Robert Ransom rransom.8774 at gmail.com
Fri Jan 31 01:57:31 PST 2014


On 1/31/14, Mike Hamburg <mike at shiftleft.org> wrote:

> You can access ADC by using __uint128_t on clang and gcc (and possibly on
> other platforms).  It's still faster in assembly or intrinsics, mostly due
> to the register allocator barfing on EC numerics code, but it still pretty
> much works in C.

But not in ADC's full generality.  As far as I know, there is no way
to use ADC to propagate a carry all the way through a
larger-than-128-bit number from C, even with the 128-bit type.

(ADC is also available in that limited sense in 32-bit mode using the
64-bit types.)


> ADC is also passably fast on most processors, though it works better on AMD
> than Intel I've heard.  At 256 bits, it's not necessarily worth having extra
> limbs to reduce the number of ADC instructions.

The Ed25519 paper reports that ADC can be used only once every two
cycles on then-recent Intel processors, compared to up to three ADDs
in every cycle; and that because of that limitation on ADC, 5 51-bit
limbs are indeed faster than 4 64-bit limbs on those processors.

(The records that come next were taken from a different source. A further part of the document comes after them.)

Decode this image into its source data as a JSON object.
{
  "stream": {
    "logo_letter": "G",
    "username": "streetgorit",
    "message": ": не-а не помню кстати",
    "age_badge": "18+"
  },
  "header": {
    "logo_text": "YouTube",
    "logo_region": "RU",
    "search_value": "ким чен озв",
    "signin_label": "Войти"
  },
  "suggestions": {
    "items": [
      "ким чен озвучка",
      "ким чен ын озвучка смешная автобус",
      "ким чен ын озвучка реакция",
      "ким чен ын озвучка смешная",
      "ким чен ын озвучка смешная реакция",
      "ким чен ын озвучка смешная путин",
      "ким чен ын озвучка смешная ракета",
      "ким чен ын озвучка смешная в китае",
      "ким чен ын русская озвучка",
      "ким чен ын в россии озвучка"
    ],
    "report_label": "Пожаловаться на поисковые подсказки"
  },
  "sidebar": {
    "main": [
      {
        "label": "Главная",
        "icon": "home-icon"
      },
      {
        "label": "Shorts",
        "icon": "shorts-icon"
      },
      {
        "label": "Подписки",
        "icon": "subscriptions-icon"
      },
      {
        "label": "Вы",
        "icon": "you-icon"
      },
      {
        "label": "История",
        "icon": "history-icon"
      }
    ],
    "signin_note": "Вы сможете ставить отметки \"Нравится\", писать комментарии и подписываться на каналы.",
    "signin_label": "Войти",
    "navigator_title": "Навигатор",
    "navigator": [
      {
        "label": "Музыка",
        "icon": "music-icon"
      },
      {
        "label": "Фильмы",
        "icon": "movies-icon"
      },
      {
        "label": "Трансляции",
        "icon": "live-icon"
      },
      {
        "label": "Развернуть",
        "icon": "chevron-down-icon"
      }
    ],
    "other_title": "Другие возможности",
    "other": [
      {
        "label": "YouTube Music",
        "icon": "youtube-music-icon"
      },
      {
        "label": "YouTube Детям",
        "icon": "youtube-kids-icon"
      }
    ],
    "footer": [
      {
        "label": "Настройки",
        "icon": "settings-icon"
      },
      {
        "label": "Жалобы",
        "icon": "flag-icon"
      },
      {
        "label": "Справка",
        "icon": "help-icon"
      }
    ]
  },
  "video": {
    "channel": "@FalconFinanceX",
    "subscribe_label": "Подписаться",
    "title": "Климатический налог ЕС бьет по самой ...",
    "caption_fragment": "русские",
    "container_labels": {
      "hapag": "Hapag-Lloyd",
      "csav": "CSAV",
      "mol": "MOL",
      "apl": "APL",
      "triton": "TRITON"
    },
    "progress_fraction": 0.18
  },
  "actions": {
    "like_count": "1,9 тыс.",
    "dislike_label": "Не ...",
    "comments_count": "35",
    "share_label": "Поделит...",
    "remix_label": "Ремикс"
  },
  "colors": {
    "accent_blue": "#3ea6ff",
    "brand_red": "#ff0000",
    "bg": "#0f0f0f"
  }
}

(But Samuel Neves reports that Intel processors are improving.)

>  At 384 bits, it may be
> worth going to extra limbs, and also Karatsuba may be profitable.  By 448
> bits, you almost definitely want both reduced-radix and Karatsuba.  I think
> 2^521-1 probably wants 9x58-bit limbs and 3-way Karatsuba, but I haven't
> tuned my implementation yet.
>
> Diego, have you implemented arithmetic mod the primes in your paper?  Do you
> know whether they're fast or not, and with what implementations, and maybe
> even on what platforms, or are you speculating?

I don't know about him, but I'm speculating (though with a few
calculations to support them).

My main interest (for curves for long-term security) is in simple C
implementations, though I do want to choose curves which I know will
be efficiently implementable on NEON vector units.